ENEOS Holdings, Inc. (TSE:5020) and The Goldman Sachs Group, Inc. (NYSE:GS) made an offer to acquire remaining 43% stake in Nippo Corporation (TSE:1881) from a group of shareholders for approximately ¥200 billion on September 7, 2021. Offerors will pay ¥4000 per share. The Transaction will be financed through non-recourse finance backed by security including NIPPO shares. As a part of transaction, Nippo Corporation shall have eight directors, four each of whom may be appointed by ENEOS and remaining by Goldman Sachs. As a part of transaction, Offerors intends to make Nippo private. ENEOS and Goldman Sachs intend to relist NIPPO once its corporate value has been successfully improved through the Transaction. Transaction is subject to approval required under the antitrust laws of Europe, the People's Republic of China, the Republic of Korea, and Ukraine in relation to the Tender Offer and other conditions.

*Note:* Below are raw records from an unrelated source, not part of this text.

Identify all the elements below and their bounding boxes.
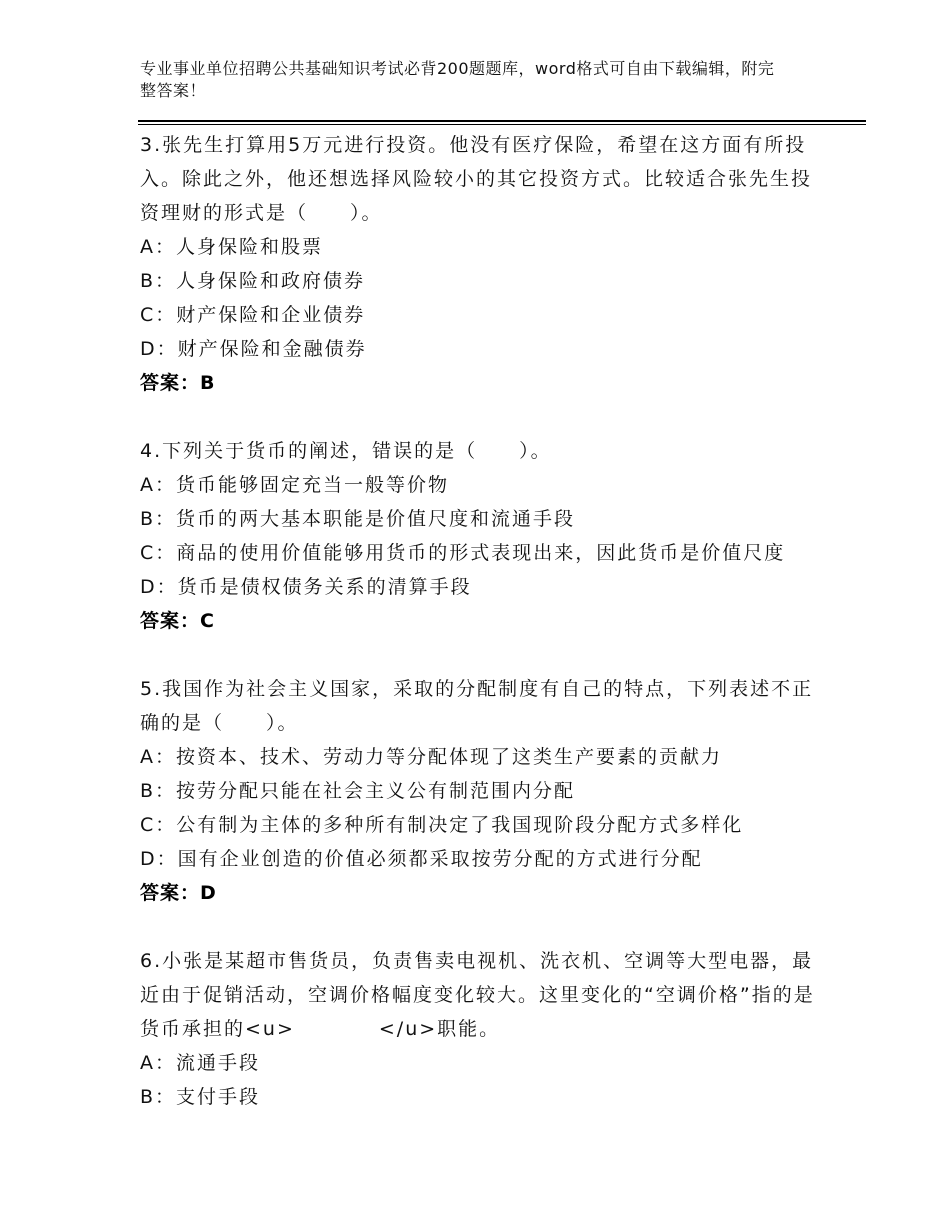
question-5 [140, 672, 820, 910]
question-stem: 5.我国作为社会主义国家，采取的分配制度有自己的特点，下列表述不正确的是（ ）。 [140, 678, 814, 734]
option-b: B：支付手段 [140, 1086, 261, 1108]
option-b: B：人身保险和政府债券 [140, 270, 366, 292]
question-answer: 答案：D [140, 882, 217, 904]
question-stem: 4.下列关于货币的阐述，错误的是（ ）。 [140, 440, 552, 462]
question-4 [140, 434, 820, 638]
question-3 [140, 128, 820, 400]
question-list [140, 128, 820, 1148]
option-a: A：流通手段 [140, 1052, 260, 1074]
question-answer: 答案：C [140, 610, 215, 632]
header-rule [138, 120, 866, 122]
option-c: C：公有制为主体的多种所有制决定了我国现阶段分配方式多样化 [140, 814, 744, 836]
header-rule-thin [138, 124, 866, 125]
option-a: A：按资本、技术、劳动力等分配体现了这类生产要素的贡献力 [140, 746, 722, 768]
option-d: D：国有企业创造的价值必须都采取按劳分配的方式进行分配 [140, 848, 703, 870]
option-d: D：货币是债权债务关系的清算手段 [140, 576, 472, 598]
option-c: C：商品的使用价值能够用货币的形式表现出来，因此货币是价值尺度 [140, 542, 786, 564]
option-c: C：财产保险和企业债券 [140, 304, 366, 326]
option-b: B：按劳分配只能在社会主义公有制范围内分配 [140, 780, 576, 802]
option-b: B：货币的两大基本职能是价值尺度和流通手段 [140, 508, 576, 530]
question-6 [140, 944, 820, 1114]
question-stem: 6.小张是某超市售货员，负责售卖电视机、洗衣机、空调等大型电器，最近由于促销活动，空调价格幅度变化较大。这里变化的“空调价格”指的是货币承担的<u> </u>职能。 [140, 950, 815, 1040]
option-a: A：人身保险和股票 [140, 236, 323, 258]
option-a: A：货币能够固定充当一般等价物 [140, 474, 449, 496]
page-header: 专业事业单位招聘公共基础知识考试必背200题题库，word格式可自由下载编辑，附完整答案！ [140, 59, 775, 100]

On November 11, 2021, ENEOS Holdings, Inc. and The Goldman Sachs Group, Inc. had received approval from overseas anti-trust regulators. Tender Offeror aims to commence around mid-October to mid-November 2021. As of November 11, 2021, offer period will commence from November 12, 2021 to December 24, 2021. Davis Polk & Wardwell LLP acted as legal advisor to both ENEOS Holdings, Inc. and The Goldman Sachs Group, Inc. Juan Rodriguez of Sullivan & Cromwell acted as legal advisor to ENEOS and The Goldman Sachs.

ENEOS Holdings, Inc. (TSE:5020) and The Goldman Sachs Group, Inc. (NYSE:GS) completed the acquisition of 43% stake in Nippo Corporation (TSE:1881) from a group of shareholders on December 24, 2021.